From its wars in Afghanistan and Iraq to feuds with China in the Far East, the U.S. continues to rely on foreign nations to further its international goals. Many of our most important allies are members of one organization: the European Union. For decades, the EU’s stability has both bolstered American strength abroad and occasionally acted as a check to U.S. power, but within the last decade, the Union has been called into serious question, and if it collapses, the US will become weaker than it ever has before.

Last year, the EU’s long-standing leader, Angela Merkel, retired as Chancellor of Germany, but this power vacuum is only the latest test for the Union. The EU’s signature unifier has long been the euro, a single currency that tied together the economies of all 19 eurozone countries since 1999. Despite boosting economic activity on the continent, the euro also dangerously overextended weaker nations that adopted an overvalued currency relative to their economies. Of course, this wouldn’t be a problem as long as the global economy kept growing, but then the 2008 financial crisis caused all these problems to implode simultaneously.

The Greek Debt Crisis is perhaps the best-known example of the eurozone crisis, but scores of other EU members, including Spain, Portugal and Slovakia, were also plunged into financial hot water that required heavy bailouts from the wealthier members. It also didn’t help that many of the countries who bailed them out were so-called “net contributors” that paid more in taxes to the EU than they received back. Eventually, many people in wealthier member states became sick of sending money elsewhere.

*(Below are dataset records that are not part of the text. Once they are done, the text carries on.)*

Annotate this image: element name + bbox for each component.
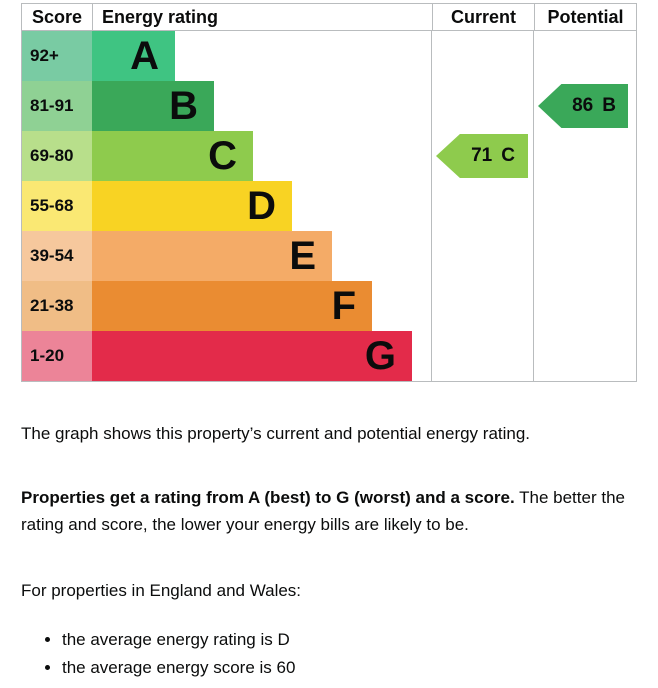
band-score-c: 69-80 (22, 131, 92, 181)
band-score-b: 81-91 (22, 81, 92, 131)
england-wales-heading: For properties in England and Wales: (21, 581, 302, 600)
band-row-f: 21-38 F (22, 281, 372, 331)
average-stat-item-2: the average energy score is 60 (62, 654, 637, 682)
current-column-divider (431, 31, 432, 381)
band-row-e: 39-54 E (22, 231, 332, 281)
band-row-g: 1-20 G (22, 331, 412, 381)
band-row-d: 55-68 D (22, 181, 292, 231)
rating-explainer-rest: The better the rating and score, the low… (21, 488, 625, 534)
band-score-d: 55-68 (22, 181, 92, 231)
average-stat-item-1: the average energy rating is D (62, 626, 637, 654)
rating-explainer-text: Properties get a rating from A (best) to… (21, 484, 637, 538)
current-rating-arrow: 71 C (436, 134, 528, 178)
potential-rating-arrow-band-letter: B (602, 95, 616, 116)
band-bar-b: B (92, 81, 214, 131)
epc-chart-body: 92+ A 81-91 B 69-80 C 55-68 D 39-54 E 21-38 F 1-20 G 7… (22, 31, 636, 381)
band-bar-g: G (92, 331, 412, 381)
band-bar-a: A (92, 31, 175, 81)
explanatory-text: The graph shows this property’s current … (21, 420, 637, 682)
potential-column-divider (533, 31, 534, 381)
band-bar-f: F (92, 281, 372, 331)
rating-explainer-bold: Properties get a rating from A (best) to… (21, 488, 515, 507)
average-stats-list: the average energy rating is Dthe averag… (21, 626, 637, 682)
band-bar-d: D (92, 181, 292, 231)
epc-rating-chart: Score Energy rating Current Potential 92… (21, 3, 637, 382)
band-score-a: 92+ (22, 31, 92, 81)
column-header-potential: Potential (534, 4, 636, 30)
column-header-current: Current (432, 4, 534, 30)
band-bar-e: E (92, 231, 332, 281)
potential-rating-arrow: 86 B (538, 84, 628, 128)
band-score-g: 1-20 (22, 331, 92, 381)
band-score-e: 39-54 (22, 231, 92, 281)
current-rating-arrow-band-letter: C (501, 145, 515, 166)
band-row-b: 81-91 B (22, 81, 214, 131)
graph-intro-text: The graph shows this property’s current … (21, 424, 531, 443)
epc-chart-header: Score Energy rating Current Potential (22, 4, 636, 31)
band-bar-c: C (92, 131, 253, 181)
potential-rating-arrow-score: 86 (572, 95, 594, 116)
band-row-a: 92+ A (22, 31, 175, 81)
current-rating-arrow-score: 71 (471, 145, 493, 166)
band-score-f: 21-38 (22, 281, 92, 331)
column-header-energy-rating: Energy rating (92, 4, 432, 30)
band-row-c: 69-80 C (22, 131, 253, 181)
column-header-score: Score (31, 6, 83, 27)
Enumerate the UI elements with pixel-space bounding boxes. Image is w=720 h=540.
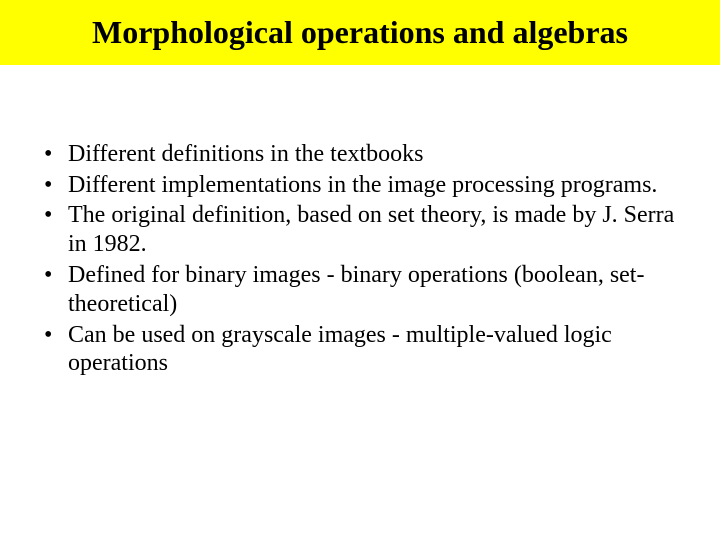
list-item: Can be used on grayscale images - multip… (40, 321, 680, 379)
slide: Morphological operations and algebras Di… (0, 0, 720, 540)
title-band: Morphological operations and algebras (0, 0, 720, 65)
list-item: Defined for binary images - binary opera… (40, 261, 680, 319)
body-area: Different definitions in the textbooks D… (0, 65, 720, 378)
list-item: Different definitions in the textbooks (40, 140, 680, 169)
bullet-list: Different definitions in the textbooks D… (40, 140, 680, 378)
slide-title: Morphological operations and algebras (28, 14, 692, 51)
list-item: Different implementations in the image p… (40, 171, 680, 200)
list-item: The original definition, based on set th… (40, 201, 680, 259)
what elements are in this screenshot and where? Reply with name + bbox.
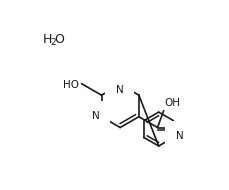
Text: OH: OH <box>164 98 180 108</box>
Text: O: O <box>177 122 186 132</box>
Text: N: N <box>115 85 123 95</box>
Text: N: N <box>92 111 100 121</box>
Text: HO: HO <box>63 80 79 90</box>
Text: N: N <box>175 131 183 141</box>
Text: H: H <box>43 33 52 46</box>
Text: 2: 2 <box>50 38 55 47</box>
Text: O: O <box>55 33 64 46</box>
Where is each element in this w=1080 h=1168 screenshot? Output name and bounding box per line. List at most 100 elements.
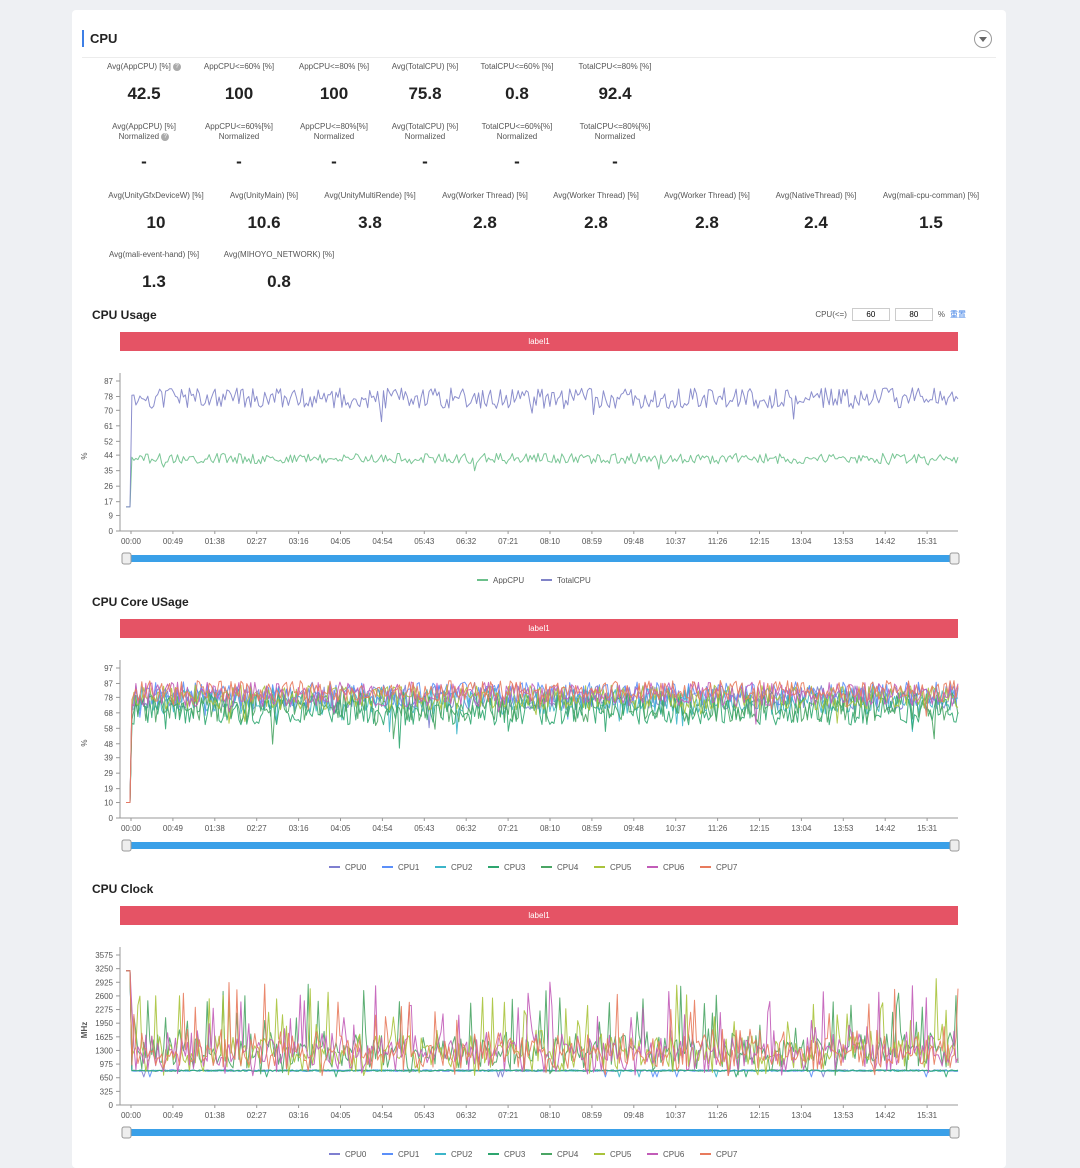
time-range-slider[interactable]: [126, 842, 954, 849]
legend-item-CPU6[interactable]: CPU6: [647, 1150, 685, 1158]
y-tick-label: 70: [104, 406, 113, 415]
x-tick-label: 04:54: [372, 537, 393, 546]
x-tick-label: 04:54: [372, 824, 393, 833]
stat-row1-3: Avg(TotalCPU) [%] 75.8: [366, 62, 484, 104]
legend-label: CPU7: [716, 1150, 738, 1158]
x-tick-label: 15:31: [917, 824, 938, 833]
stat-row2-0: Avg(AppCPU) [%] Normalized ? -: [85, 122, 203, 172]
legend-label: CPU2: [451, 1150, 473, 1158]
threshold-low-input[interactable]: [851, 308, 890, 321]
y-tick-label: 58: [104, 724, 113, 733]
info-icon[interactable]: ?: [161, 132, 170, 141]
stat-label: TotalCPU<=80%[%]: [579, 122, 651, 131]
y-tick-label: 10: [104, 799, 113, 808]
legend-item-TotalCPU[interactable]: TotalCPU: [541, 576, 591, 584]
x-tick-label: 05:43: [414, 537, 435, 546]
legend-item-CPU1[interactable]: CPU1: [382, 1150, 420, 1158]
section-accent-bar: [82, 30, 84, 47]
stat-value: 2.8: [584, 213, 608, 232]
slider-handle-left[interactable]: [121, 552, 132, 565]
legend-label: CPU2: [451, 863, 473, 871]
y-tick-label: 39: [104, 754, 113, 763]
x-tick-label: 09:48: [624, 537, 645, 546]
legend-item-CPU7[interactable]: CPU7: [700, 1150, 738, 1158]
y-tick-label: 52: [104, 437, 113, 446]
threshold-reset-link[interactable]: 重置: [950, 310, 966, 319]
y-tick-label: 35: [104, 467, 113, 476]
stat-value: -: [422, 152, 428, 171]
legend-item-CPU0[interactable]: CPU0: [329, 863, 367, 871]
x-tick-label: 08:59: [582, 537, 603, 546]
stat-row2-4: TotalCPU<=60%[%] Normalized -: [458, 122, 576, 172]
y-tick-label: 975: [100, 1060, 114, 1069]
legend-label: CPU5: [610, 863, 632, 871]
legend-item-CPU4[interactable]: CPU4: [541, 1150, 579, 1158]
chart-1: CPU Core USage 0 10 19 29 39 48 58 68 78 87 97% 00:0…: [72, 595, 1006, 871]
x-tick-label: 03:16: [289, 1111, 310, 1120]
x-tick-label: 06:32: [456, 537, 477, 546]
x-tick-label: 05:43: [414, 1111, 435, 1120]
time-range-slider[interactable]: [126, 555, 954, 562]
x-tick-label: 13:53: [833, 537, 854, 546]
legend-label: CPU5: [610, 1150, 632, 1158]
legend-item-CPU2[interactable]: CPU2: [435, 1150, 473, 1158]
stat-label: Avg(NativeThread) [%]: [775, 191, 857, 200]
x-tick-label: 04:05: [330, 537, 351, 546]
stat-row3-1: Avg(UnityMain) [%] 10.6: [205, 191, 323, 233]
legend-label: CPU3: [504, 863, 526, 871]
cpu-card: CPU Avg(AppCPU) [%] ? 42.5 AppCPU<=60% [%]…: [72, 10, 1006, 1168]
legend-item-CPU0[interactable]: CPU0: [329, 1150, 367, 1158]
stat-label: TotalCPU<=60% [%]: [480, 62, 554, 71]
y-tick-label: 2275: [95, 1006, 113, 1015]
x-tick-label: 02:27: [247, 537, 268, 546]
stat-value: 1.5: [919, 213, 943, 232]
collapse-toggle-icon[interactable]: [974, 30, 992, 48]
legend-item-CPU4[interactable]: CPU4: [541, 863, 579, 871]
stat-label: Avg(TotalCPU) [%]: [391, 62, 459, 71]
info-icon[interactable]: ?: [173, 62, 182, 71]
y-tick-label: 9: [109, 511, 114, 520]
chart-0: CPU Usage 0 9 17 26 35 44 52 61 70 78 87% 00:00 00:49…: [72, 308, 1006, 584]
stat-row2-2: AppCPU<=80%[%] Normalized -: [275, 122, 393, 172]
series-line-AppCPU: [126, 452, 959, 508]
slider-handle-right[interactable]: [949, 1126, 960, 1139]
stat-label-sub: Normalized: [313, 132, 355, 141]
label-band[interactable]: label1: [120, 906, 958, 925]
y-tick-label: 61: [104, 422, 113, 431]
stat-label: Avg(Worker Thread) [%]: [664, 191, 750, 200]
slider-handle-right[interactable]: [949, 839, 960, 852]
stat-value: 10.6: [247, 213, 281, 232]
x-tick-label: 08:10: [540, 537, 561, 546]
legend-item-CPU1[interactable]: CPU1: [382, 863, 420, 871]
time-range-slider[interactable]: [126, 1129, 954, 1136]
series-line-CPU3: [126, 694, 959, 803]
slider-handle-left[interactable]: [121, 1126, 132, 1139]
stat-value: -: [514, 152, 520, 171]
x-tick-label: 03:16: [289, 537, 310, 546]
threshold-high-input[interactable]: [894, 308, 933, 321]
stat-row2-3: Avg(TotalCPU) [%] Normalized -: [366, 122, 484, 172]
legend-item-CPU3[interactable]: CPU3: [488, 1150, 526, 1158]
stat-label: Avg(AppCPU) [%]: [112, 122, 176, 131]
stat-row1-2: AppCPU<=80% [%] 100: [275, 62, 393, 104]
legend-item-CPU2[interactable]: CPU2: [435, 863, 473, 871]
legend-item-CPU7[interactable]: CPU7: [700, 863, 738, 871]
legend-item-CPU3[interactable]: CPU3: [488, 863, 526, 871]
x-tick-label: 09:48: [624, 1111, 645, 1120]
x-tick-label: 05:43: [414, 824, 435, 833]
chart-svg: 0 325 650 975 1300 1625 1950 2275 2600 2925 3250 35…: [80, 947, 960, 1158]
slider-handle-right[interactable]: [949, 552, 960, 565]
legend-item-CPU5[interactable]: CPU5: [594, 1150, 632, 1158]
legend-item-CPU6[interactable]: CPU6: [647, 863, 685, 871]
series-line-CPU3: [126, 970, 959, 1078]
series-line-CPU6: [126, 970, 959, 1077]
legend-item-CPU5[interactable]: CPU5: [594, 863, 632, 871]
y-tick-label: 2600: [95, 992, 113, 1001]
y-tick-label: 650: [100, 1074, 114, 1083]
slider-handle-left[interactable]: [121, 839, 132, 852]
label-band[interactable]: label1: [120, 332, 958, 351]
legend-item-AppCPU[interactable]: AppCPU: [477, 576, 524, 584]
y-tick-label: 1950: [95, 1019, 113, 1028]
label-band[interactable]: label1: [120, 619, 958, 638]
stat-label: TotalCPU<=60%[%]: [481, 122, 553, 131]
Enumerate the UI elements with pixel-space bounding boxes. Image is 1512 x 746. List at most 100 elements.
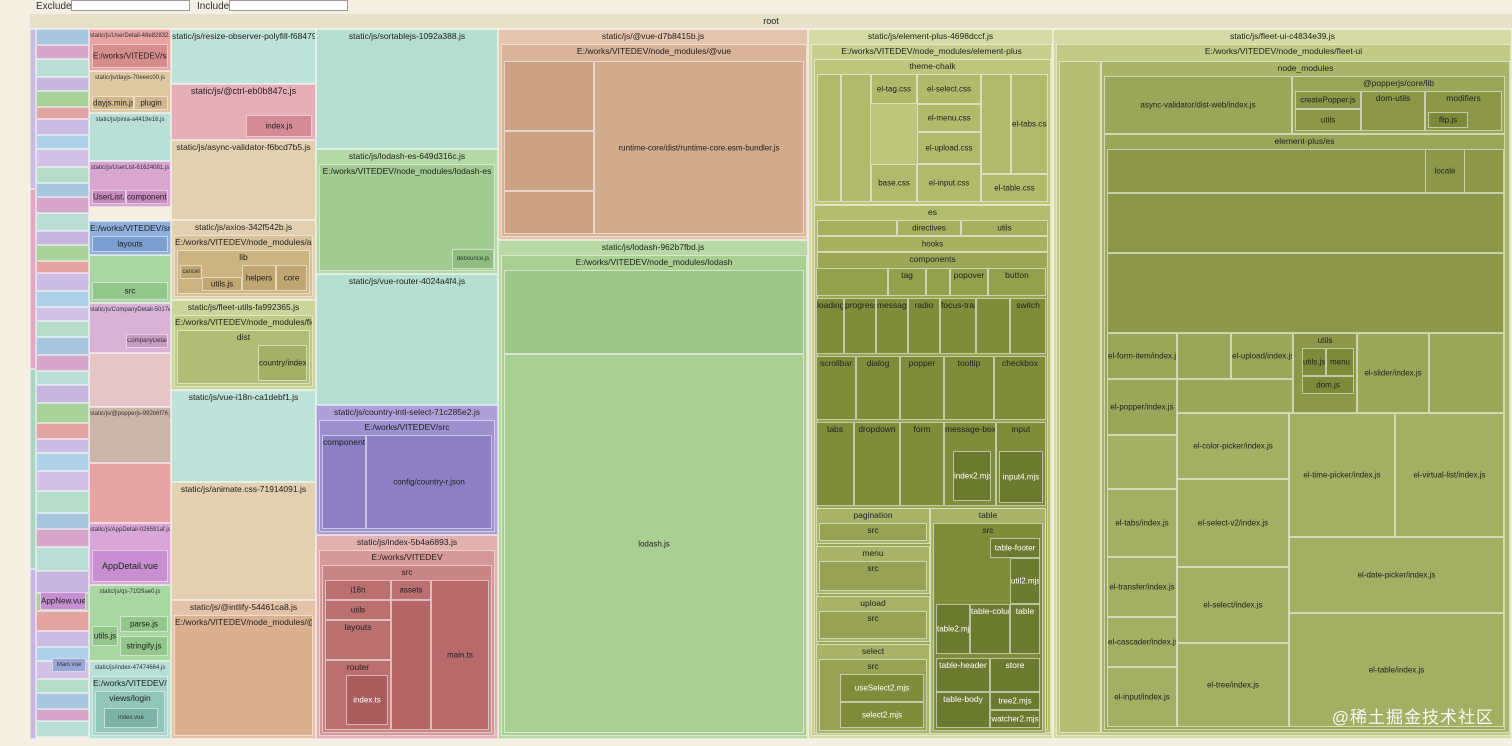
exclude-input[interactable]: [71, 0, 190, 11]
chunk-vue-router[interactable]: static/js/vue-router-4024a4f4.js: [316, 274, 498, 405]
folder-dist[interactable]: dist country/index.js: [177, 330, 310, 384]
comp-tag[interactable]: tag: [888, 268, 926, 296]
comp-input[interactable]: input input4.mjs: [996, 422, 1046, 506]
leaf[interactable]: components: [126, 190, 168, 204]
folder-modifiers[interactable]: modifiers flip.js: [1425, 91, 1502, 131]
chunk-vue[interactable]: static/js/@vue-d7b8415b.js E:/works/VITE…: [498, 29, 808, 240]
folder-vue[interactable]: E:/works/VITEDEV/node_modules/@vue runti…: [501, 44, 807, 237]
tiny-chunk[interactable]: [36, 491, 89, 513]
tiny-chunk[interactable]: [36, 261, 89, 273]
leaf[interactable]: el-tabs/index.js: [1107, 489, 1177, 557]
leaf[interactable]: [504, 191, 594, 234]
folder-utils[interactable]: utils utils.js menu dom.js: [1293, 333, 1357, 413]
comp-form[interactable]: form: [900, 422, 944, 506]
leaf[interactable]: table-body: [936, 692, 990, 728]
tiny-chunk[interactable]: [36, 423, 89, 439]
tiny-chunk[interactable]: [36, 77, 89, 91]
leaf[interactable]: table-footer: [990, 538, 1040, 558]
misc-row[interactable]: [1107, 253, 1504, 333]
chunk-popperjs[interactable]: static/js/@popperjs-992b6f76.js: [89, 407, 171, 463]
folder-dom-utils[interactable]: dom-utils: [1361, 91, 1425, 131]
folder-src[interactable]: E:/works/VITEDEV/src: [92, 44, 168, 68]
leaf[interactable]: UserList.vue: [92, 190, 126, 204]
leaf[interactable]: el-transfer/index.js: [1107, 557, 1177, 617]
folder-axios[interactable]: E:/works/VITEDEV/node_modules/axios lib …: [174, 235, 313, 297]
leaf[interactable]: [1107, 435, 1177, 489]
leaf[interactable]: el-form-item/index.js: [1107, 333, 1177, 379]
leaf[interactable]: base.css: [871, 164, 917, 202]
tiny-chunk[interactable]: [36, 59, 89, 77]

That dynamic was best represented by the 2016 Brexit referendum, where citizens of the UK — then the second biggest net contributor — voted to leave the Union. But Brexit also had a Pandora’s Box effect on other net contributors. In the upcoming French Presidential Election, for example, one of the main frontrunners, Marine Le Pen, has advocated for less unity among EU member states and less economic support for other nations.

What does all of this mean? To some degree, wealthier nations are simply tired of sending their tax dollars to poorer ones without seeing any direct economic benefit themselves, which is understandable. However, the EU’s unravelling should also set off alarm bells in Washington because one of America’s biggest sources of deterrence will collapse. Eastern European nations that border Russia, including Estonia, Latvia and Poland, have long served as strategic military zones allowing the American government to place weapons directly on Russia’s doorstep. But if the EU collapses, individual European countries are simply not powerful enough to deter Russia by themselves. More importantly, many poorer nations who used to rely on the pro-Western EU for economic assistance will become more likely to turn to China for help with its Belt and Road Initiative.

So perhaps we should be worried. But for the time being, German Chancellor Olaf Scholtz is settling in his new job, Marine Le Pen isn’t polling as high as Macron, and the U.K. still hasn’t finished negotiating actually leaving the EU. Perhaps the EU is too important for its members and its collapse is akin to China invading Taiwan: though people may constantly talk about it like it’s going to happen soon, it probably never will.